Anna Lysenko

Personal information
- Nationality: Ukrainian
- Born: 22 December 1991 (age 34)

Boxing career
- Weight class: Welterweight

Medal record
Representing Ukraine
Women's boxing
European Amateur Boxing Championships
| Silver medal – second place | 2019 Sofia | 69 kg |

= Anna Lysenko =

Ukrainian boxer (born 1991)

Anna Lysenko (Анна Лисенко, born 22 December 1991) is a Ukrainian boxer.

==Career==
She represented Ukraine at the 2016 World Championships and the 2020 Summer Olympics in Tokyo. Lysenko was the only female boxing Olympian from Ukraine at the 2020 Summer Olympics.
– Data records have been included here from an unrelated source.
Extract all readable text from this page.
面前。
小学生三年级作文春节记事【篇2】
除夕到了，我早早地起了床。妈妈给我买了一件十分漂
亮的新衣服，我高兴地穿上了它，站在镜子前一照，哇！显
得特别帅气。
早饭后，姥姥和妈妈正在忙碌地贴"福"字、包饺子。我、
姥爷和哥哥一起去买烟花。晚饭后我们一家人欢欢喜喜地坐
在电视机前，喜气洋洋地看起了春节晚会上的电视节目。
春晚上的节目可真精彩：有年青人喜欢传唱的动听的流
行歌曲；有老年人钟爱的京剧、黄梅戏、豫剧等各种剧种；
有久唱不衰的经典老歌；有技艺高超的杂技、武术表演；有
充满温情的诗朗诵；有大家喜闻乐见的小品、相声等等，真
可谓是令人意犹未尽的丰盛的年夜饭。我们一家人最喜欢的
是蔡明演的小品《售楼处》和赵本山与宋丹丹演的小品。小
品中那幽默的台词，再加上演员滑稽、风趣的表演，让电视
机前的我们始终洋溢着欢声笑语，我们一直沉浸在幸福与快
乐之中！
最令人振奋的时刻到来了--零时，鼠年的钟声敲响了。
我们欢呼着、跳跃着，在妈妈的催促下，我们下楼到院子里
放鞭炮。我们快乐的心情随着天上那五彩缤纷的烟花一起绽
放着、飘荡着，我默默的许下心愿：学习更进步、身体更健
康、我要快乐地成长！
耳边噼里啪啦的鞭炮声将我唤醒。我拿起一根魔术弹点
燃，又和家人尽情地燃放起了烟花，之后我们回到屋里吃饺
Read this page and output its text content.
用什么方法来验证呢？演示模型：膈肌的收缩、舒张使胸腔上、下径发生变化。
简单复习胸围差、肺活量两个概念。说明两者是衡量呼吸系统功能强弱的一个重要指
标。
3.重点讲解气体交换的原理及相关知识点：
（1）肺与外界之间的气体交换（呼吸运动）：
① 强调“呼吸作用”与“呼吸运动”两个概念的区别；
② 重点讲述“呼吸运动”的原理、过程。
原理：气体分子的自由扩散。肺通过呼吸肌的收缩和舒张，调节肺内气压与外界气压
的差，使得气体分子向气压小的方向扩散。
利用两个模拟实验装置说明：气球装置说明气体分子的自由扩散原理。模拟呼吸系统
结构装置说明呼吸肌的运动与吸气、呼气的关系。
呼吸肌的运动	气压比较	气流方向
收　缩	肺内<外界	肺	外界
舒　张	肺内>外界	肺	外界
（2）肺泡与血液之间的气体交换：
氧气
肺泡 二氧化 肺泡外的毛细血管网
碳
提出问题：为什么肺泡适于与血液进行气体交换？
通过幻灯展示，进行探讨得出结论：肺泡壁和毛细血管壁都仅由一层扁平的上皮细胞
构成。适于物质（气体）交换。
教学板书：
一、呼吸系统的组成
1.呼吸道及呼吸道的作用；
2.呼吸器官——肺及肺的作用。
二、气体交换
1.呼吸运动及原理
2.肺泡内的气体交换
She studied law in the Academy of Advocacy of Ukraine in Kyiv.

In the 2019 Women's European Amateur Boxing Championships in Alcobendas, Madrid she reached quarterfinals.

As an athlete, Lysenko represents the Central sports club of the Armed Forces of Ukraine during qualification to the 2020 Summer Olympics.

In an interview to "Utro Doma" Lysenko said that she started her boxing career at 17 and her first coach was Oleksandr Salenko who trained her about 12–13 years.